Дашка-переводчица взмахивает рукой: семь тоненьких золотых браслетов звякают, чен-н-нь, — опрокинута на ковер ваза с цветами, гнилая вода разливается.
— Иди и работай, — резко говорит Хабанера. — Не мешай мне.
Хабанера с сигаретой в зубах у окна в коридоре, в жидких лучах солнца. Из окна бьет жаркий бархатный ветер. Вымерший двор сияет в полной жаре, не колышутся перекрученные старые тополя. В широкое окно видно вышку и мост, железные крыши заводов, вдали поблескивает Залив, а над ним, заполоняя все небо, начинается туча.
Кажется, сзади кто-то есть.
Точнее, появляется. Загружается, как сайт.
Сначала глаза, молодые и насмешливые.
Потом — майка с видом Нью-Йорка, на которой все небоскребы целы.
Потом — волосатые ноги в мятых широких шортах до колен и старых потрепанных кедах.
Потом — лицо, некрасивое и неправильное, как будто его долго мяли, обдумывая, а потом со зла хрястнули, но в середку не попали.
Густые волосы лежать не желают, разваливаясь, как лес с просекой, а во лбу справа имеется вмятина.
Нет, даже не вмятина, а пробоина.
Видимо, некогда ему снесло полчерепа, и удалось собрать только часть осколков.
— Привет, amigo, — говорит он. — Я — Пальяныч, ваш новый сисадмин. А тебя как зовут?
— Хабанера, — несколько возмущенно представляется Хабанера.
— Не обижайся, — предупредительно улыбается Пальяныч. — Я такой, неформальный. Неформатный.
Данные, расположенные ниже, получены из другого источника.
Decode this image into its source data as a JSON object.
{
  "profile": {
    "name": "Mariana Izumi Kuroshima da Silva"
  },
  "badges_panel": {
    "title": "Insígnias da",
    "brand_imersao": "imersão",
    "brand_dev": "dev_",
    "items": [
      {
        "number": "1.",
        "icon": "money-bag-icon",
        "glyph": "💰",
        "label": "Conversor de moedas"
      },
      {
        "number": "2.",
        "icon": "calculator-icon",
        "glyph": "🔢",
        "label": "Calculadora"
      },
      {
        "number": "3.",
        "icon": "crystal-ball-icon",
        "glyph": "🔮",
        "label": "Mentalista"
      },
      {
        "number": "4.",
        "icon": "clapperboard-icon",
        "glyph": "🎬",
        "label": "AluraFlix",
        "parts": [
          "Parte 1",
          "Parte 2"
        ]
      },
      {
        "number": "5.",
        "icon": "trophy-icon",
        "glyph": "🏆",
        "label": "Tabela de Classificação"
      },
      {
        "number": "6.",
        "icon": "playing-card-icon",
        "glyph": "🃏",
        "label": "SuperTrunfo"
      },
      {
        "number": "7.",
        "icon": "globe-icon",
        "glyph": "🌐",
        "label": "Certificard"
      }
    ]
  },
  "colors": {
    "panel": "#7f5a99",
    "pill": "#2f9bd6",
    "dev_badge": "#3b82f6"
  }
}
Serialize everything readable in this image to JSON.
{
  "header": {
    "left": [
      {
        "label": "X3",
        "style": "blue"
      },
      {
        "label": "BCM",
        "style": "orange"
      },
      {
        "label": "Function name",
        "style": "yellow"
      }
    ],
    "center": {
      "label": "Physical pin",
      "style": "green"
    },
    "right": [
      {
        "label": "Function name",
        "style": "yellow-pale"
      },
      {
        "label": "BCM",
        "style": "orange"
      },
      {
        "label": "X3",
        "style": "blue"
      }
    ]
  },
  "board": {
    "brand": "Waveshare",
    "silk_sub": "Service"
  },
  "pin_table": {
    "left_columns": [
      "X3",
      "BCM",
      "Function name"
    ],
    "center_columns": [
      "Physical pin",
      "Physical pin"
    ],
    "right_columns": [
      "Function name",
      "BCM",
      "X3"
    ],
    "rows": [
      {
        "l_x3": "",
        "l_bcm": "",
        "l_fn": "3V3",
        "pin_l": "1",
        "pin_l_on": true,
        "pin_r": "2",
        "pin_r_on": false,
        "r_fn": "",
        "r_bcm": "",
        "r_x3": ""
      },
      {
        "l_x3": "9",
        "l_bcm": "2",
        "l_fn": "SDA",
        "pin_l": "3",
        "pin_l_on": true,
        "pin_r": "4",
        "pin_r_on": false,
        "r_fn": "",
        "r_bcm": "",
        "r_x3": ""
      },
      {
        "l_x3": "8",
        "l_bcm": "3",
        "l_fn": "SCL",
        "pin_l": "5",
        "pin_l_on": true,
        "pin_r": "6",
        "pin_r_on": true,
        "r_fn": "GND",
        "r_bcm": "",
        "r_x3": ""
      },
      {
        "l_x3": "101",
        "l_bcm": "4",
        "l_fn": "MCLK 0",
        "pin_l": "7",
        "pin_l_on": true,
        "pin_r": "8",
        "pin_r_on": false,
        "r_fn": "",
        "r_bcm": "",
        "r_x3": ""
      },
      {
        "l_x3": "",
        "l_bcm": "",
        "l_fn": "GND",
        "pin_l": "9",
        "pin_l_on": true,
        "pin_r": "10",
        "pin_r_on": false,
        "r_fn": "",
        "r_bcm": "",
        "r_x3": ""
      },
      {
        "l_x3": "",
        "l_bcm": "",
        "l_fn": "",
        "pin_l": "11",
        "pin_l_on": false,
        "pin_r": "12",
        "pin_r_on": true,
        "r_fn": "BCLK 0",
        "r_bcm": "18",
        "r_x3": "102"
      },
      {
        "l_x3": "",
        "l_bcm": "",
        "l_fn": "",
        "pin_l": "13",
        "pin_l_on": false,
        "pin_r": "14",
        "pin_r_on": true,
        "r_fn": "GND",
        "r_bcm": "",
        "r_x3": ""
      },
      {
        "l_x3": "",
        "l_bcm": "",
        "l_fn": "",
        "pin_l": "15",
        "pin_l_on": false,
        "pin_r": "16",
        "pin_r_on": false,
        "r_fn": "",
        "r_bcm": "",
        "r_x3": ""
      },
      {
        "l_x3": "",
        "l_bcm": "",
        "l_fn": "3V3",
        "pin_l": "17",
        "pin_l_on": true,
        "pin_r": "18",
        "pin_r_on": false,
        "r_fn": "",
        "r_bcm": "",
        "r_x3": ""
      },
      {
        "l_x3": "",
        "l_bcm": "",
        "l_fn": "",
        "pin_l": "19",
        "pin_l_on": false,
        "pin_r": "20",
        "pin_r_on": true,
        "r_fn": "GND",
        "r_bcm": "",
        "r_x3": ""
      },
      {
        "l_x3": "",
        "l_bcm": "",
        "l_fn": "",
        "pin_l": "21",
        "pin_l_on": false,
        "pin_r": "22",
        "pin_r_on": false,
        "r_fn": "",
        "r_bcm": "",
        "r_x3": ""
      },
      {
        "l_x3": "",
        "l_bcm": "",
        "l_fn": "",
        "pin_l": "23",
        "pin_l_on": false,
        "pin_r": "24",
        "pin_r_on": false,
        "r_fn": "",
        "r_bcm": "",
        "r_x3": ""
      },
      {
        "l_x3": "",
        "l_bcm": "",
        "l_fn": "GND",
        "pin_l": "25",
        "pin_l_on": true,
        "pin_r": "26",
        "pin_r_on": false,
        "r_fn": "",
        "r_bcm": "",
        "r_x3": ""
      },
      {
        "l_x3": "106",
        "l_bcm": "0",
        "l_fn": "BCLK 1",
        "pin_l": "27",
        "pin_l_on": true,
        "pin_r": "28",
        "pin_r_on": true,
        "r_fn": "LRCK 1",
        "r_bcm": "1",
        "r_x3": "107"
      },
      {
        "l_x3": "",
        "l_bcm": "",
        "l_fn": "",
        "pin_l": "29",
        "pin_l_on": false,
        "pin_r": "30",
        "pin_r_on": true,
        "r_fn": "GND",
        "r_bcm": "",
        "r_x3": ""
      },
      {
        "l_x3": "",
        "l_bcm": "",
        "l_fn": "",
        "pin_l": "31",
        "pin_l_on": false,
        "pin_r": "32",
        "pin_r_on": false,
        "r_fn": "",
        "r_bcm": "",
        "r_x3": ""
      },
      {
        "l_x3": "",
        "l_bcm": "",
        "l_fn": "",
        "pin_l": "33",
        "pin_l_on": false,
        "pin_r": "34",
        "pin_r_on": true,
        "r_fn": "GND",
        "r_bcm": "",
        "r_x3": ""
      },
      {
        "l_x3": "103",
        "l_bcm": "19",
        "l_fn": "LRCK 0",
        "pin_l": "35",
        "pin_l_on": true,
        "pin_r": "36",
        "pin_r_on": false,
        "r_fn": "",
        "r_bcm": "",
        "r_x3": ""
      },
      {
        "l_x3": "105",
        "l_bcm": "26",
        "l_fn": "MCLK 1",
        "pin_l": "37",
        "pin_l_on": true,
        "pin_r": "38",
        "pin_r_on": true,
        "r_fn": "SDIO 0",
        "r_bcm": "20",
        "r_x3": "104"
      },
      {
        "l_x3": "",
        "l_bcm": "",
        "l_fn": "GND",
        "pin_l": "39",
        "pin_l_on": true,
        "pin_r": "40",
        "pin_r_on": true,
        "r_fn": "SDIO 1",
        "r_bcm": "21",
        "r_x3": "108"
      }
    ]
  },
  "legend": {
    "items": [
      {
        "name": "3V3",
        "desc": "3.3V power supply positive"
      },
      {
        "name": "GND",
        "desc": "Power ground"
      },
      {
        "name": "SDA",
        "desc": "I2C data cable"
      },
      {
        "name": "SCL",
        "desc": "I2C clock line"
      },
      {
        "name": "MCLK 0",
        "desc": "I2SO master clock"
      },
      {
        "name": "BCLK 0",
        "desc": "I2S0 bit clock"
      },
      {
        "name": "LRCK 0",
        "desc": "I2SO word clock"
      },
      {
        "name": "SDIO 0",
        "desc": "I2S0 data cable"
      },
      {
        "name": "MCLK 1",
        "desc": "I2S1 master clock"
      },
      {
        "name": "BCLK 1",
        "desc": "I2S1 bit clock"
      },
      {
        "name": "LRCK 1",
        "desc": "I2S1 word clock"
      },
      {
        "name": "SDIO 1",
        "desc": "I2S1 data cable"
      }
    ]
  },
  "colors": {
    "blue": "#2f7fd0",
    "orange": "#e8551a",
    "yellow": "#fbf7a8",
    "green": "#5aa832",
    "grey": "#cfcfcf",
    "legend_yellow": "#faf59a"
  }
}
Я всем «ты» говорю. Но я очень хороший специалист, — Пальяныч поднимает кривой палец. — Очень хороший. Вот смотри, Хабанера. У тебя есть какие-нибудь пожелания по работе системы?
— Нет, — Хабанера глядит в окно, стоя к Пальянычу в три четверти оборота. Почти задом.
— Врешь, — радостно смеется Пальяныч. — У тебя есть пожелания. Ты бы хотела работать от электрической розетки и круглые сутки. Угадал?
Пальяныч улыбается; выглядит это жутковато. Чудовищно несимметричное лицо — одна бровь на два сантиметра выше другой, верхняя челюсть не приходится на нижнюю, переносица имеет в плане прямой угол. Весь мятый и потрепанный, в майке и жеваном песочном пиджаке, перепачканном чем-то вроде мела и мазута.
— Угадал, — отвечает Хабанера. — И что, ты можешь так сделать?
— Обижаешь, amigo, — веселится Пальяныч. — Я всё могу. Еще раз тебе говорю: я просто первоклассный сисадмин. Я супер. Я исполню любое твое желание.
Хабанера дивится сама себе. Она не волнуется никогда в жизни или почти никогда, а тут холодом прилегло к животу, и черные волоски на руках встали дыбом, тяжелые волосы качаются около сережек.
— Ну, так что, подрубать тебя к розетке сейчас, или погодим? — распоряжается Пальяныч.